I am using pytorch in a docker container and normal wanb logging works fine. However, sweeps are throwing me broken pipe error.

detailed output:
self.send_server_request(server_req)
File “/opt/conda/lib/python3.10/site-packages/wandb/sdk/lib/sock_client.py”, line 155, in send_server_request
self._sendall_with_error_handle(header + data)
File “/opt/conda/lib/python3.10/site-packages/wandb/sdk/lib/sock_client.py”, line 130, in _sendall_with_error_handle
self._send_message(msg)
File “/opt/conda/lib/python3.10/site-packages/wandb/sdk/lib/sock_client.py”, line 152, in _send_message
sent = self._sock.send(data)
BrokenPipeError : self._sendall_with_error_handle(header + data)[Errno 32] Broken pipe

File “/opt/conda/lib/python3.10/site-packages/wandb/sdk/lib/sock_client.py”, line 130, in _sendall_with_error_handle
sent = self._sock.send(data)
BrokenPipeError: [Errno 32] Broken pipe
wandb: Agent Starting Run: k6kbvtuu with config:
wandb: learning_rate: 0.0004854382775075168
wandb: sampling_frequency: 2

code

opts = options.parse()

if opts.wandb_sweep:
wanb_obj = wandb_logging.wandb_logging(opts)
wandb_config = wanb_obj.get_config()

def main():
trainer = Trainer(opts, wandb_sweep = True, wandb_config = wandb_config, wandb_obj = wanb_obj)
trainer.train()

sweep_configuration = {
“method”: “random”,
“metric”: {“goal”: “minimize”, “name”: “train2_loss”},
“parameters”: {
“learning_rate”: {“max”: 1e-3, “min”: 1e-8},
“sampling_frequency”: {“values”: [1, 2, 3, 4]},
},
}

wanb_obj.startSweep(sweep_configuration=sweep_configuration, project_name=“my-first-sweep”, function_to_run = main, count = 5)

my methods:

wandb_logging() has

wand.login()
wandb.init(project=“my-first-sweep”, config=self.config, dir = ‘data/logs’)

startSweep()

sweep_id = wandb.sweep(sweep=sweep_configuration, project=project_name)
wandb.agent(sweep_id, function=function_to_run, count=count)

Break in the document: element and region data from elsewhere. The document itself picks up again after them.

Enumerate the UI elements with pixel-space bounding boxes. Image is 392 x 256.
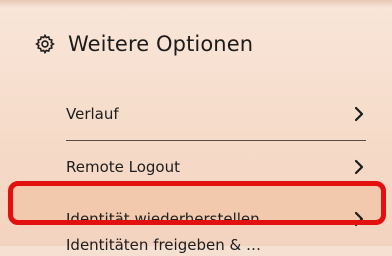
menu-item-label: Identitäten freigeben & … bbox=[66, 236, 261, 254]
menu-item-label: Remote Logout bbox=[66, 158, 181, 176]
top-divider bbox=[0, 0, 392, 8]
menu-item-partial[interactable]: Identitäten freigeben & … bbox=[66, 226, 366, 256]
highlight-frame bbox=[8, 181, 386, 225]
menu-item-verlauf[interactable]: Verlauf bbox=[66, 88, 366, 141]
menu-item-label: Verlauf bbox=[66, 105, 119, 123]
section-title: Weitere Optionen bbox=[68, 32, 254, 56]
chevron-right-icon bbox=[354, 106, 364, 122]
section-header: Weitere Optionen bbox=[34, 26, 253, 62]
gear-icon bbox=[34, 33, 56, 55]
chevron-right-icon bbox=[354, 159, 364, 175]
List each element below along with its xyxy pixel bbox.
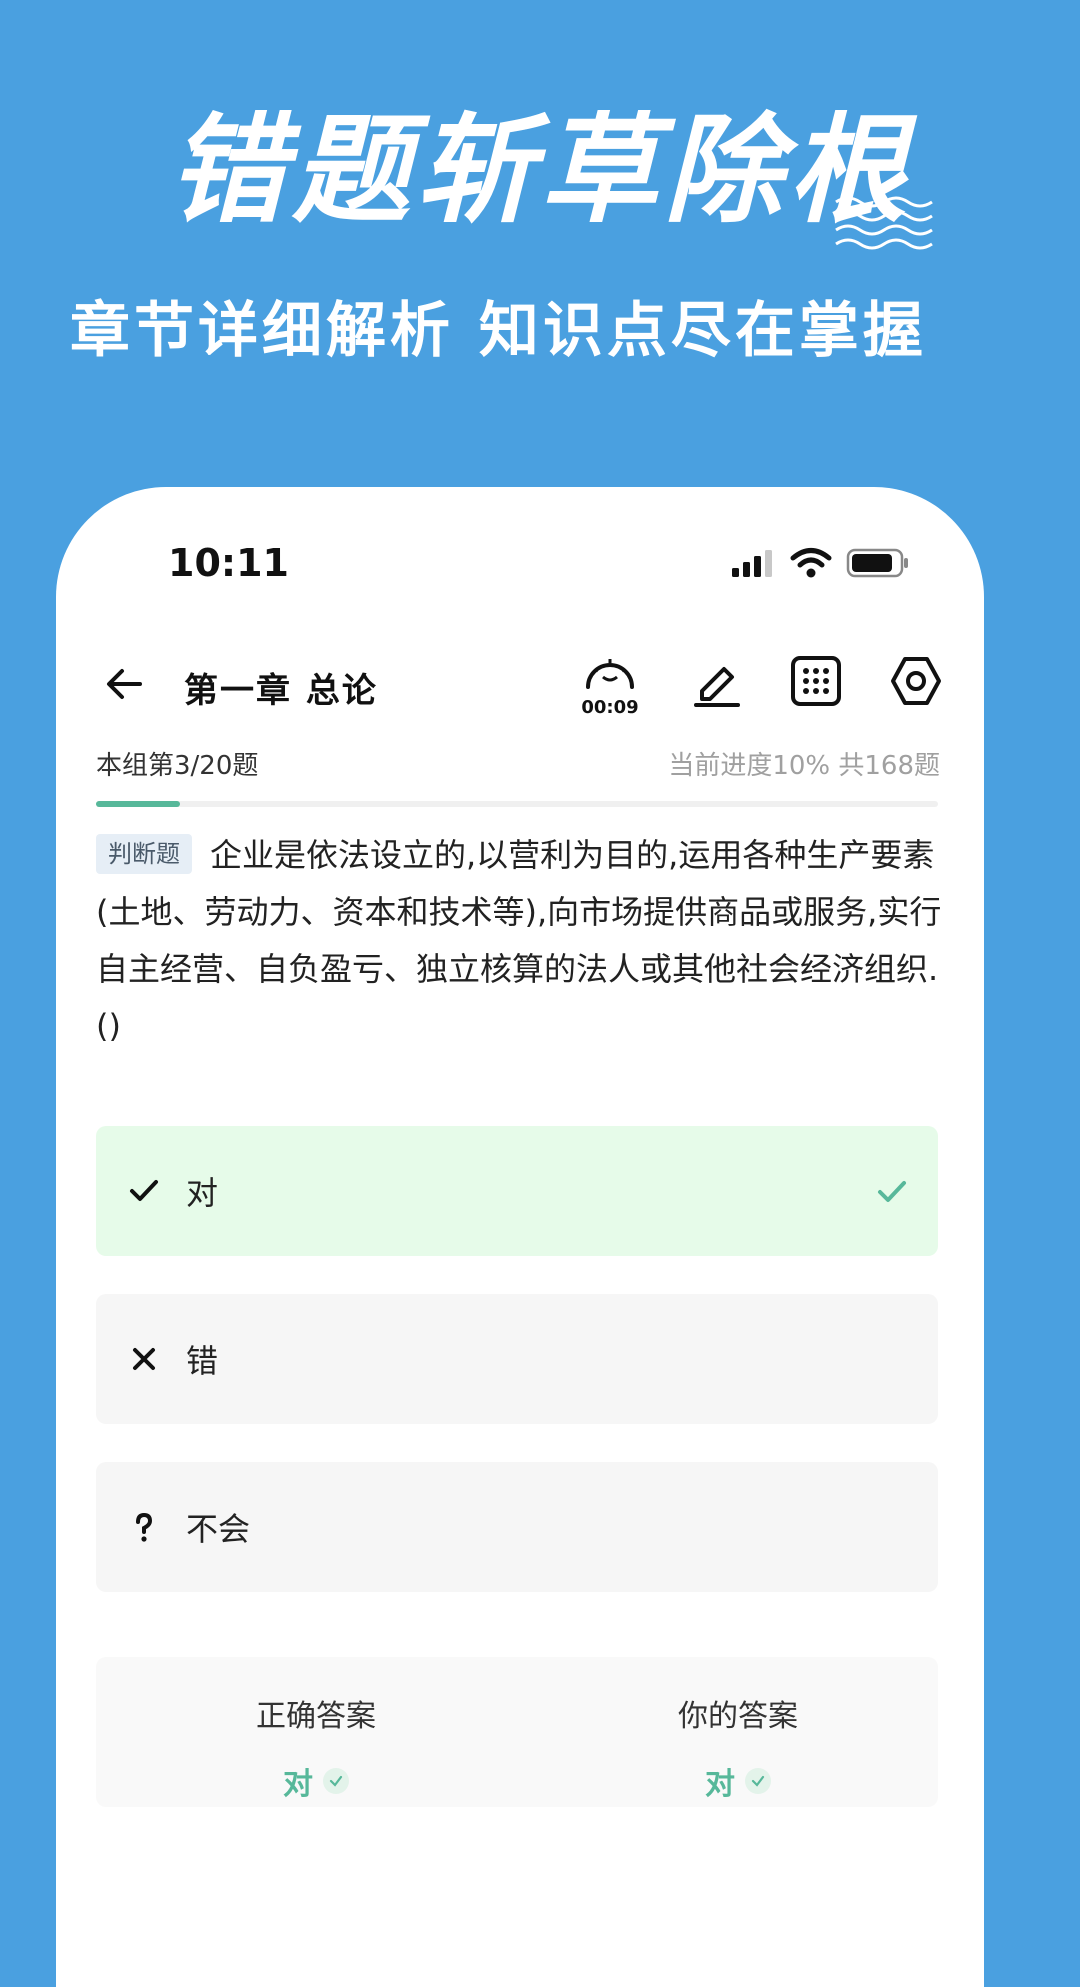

Hi @kalia-megha84, thank you for reaching out. Would you mind sharing some additional information to help us troubleshoot this:

  • What version of the SDK are you running on the docker container?
  • Do you have access to the ./wandb/ folder on the container? If so, would you be able to send us the debug.log and debug-internal.log that you should be able to find in the ./wandb/run-date_time-runid/logs folder (you should have one per Run started by the sweep)
  • I see you mentioned your methods startSweep(), wandb_logging() - however, I see wandb_obj is defined as wanb_obj = wandb_logging.wandb_logging(opts). Is wandb_logging also a custom class you defined with the method wandb_logging()?

Thanks,
Francesco

Hi @kalia-megha84 , I wanted to follow up on this request. Please let us know if we can be of further assistance or if your issue has been resolved.

Hi @kalia-megha84 - since we have not heard back from you we are going to close this request. If you would like to re-open the conversation, please let us know!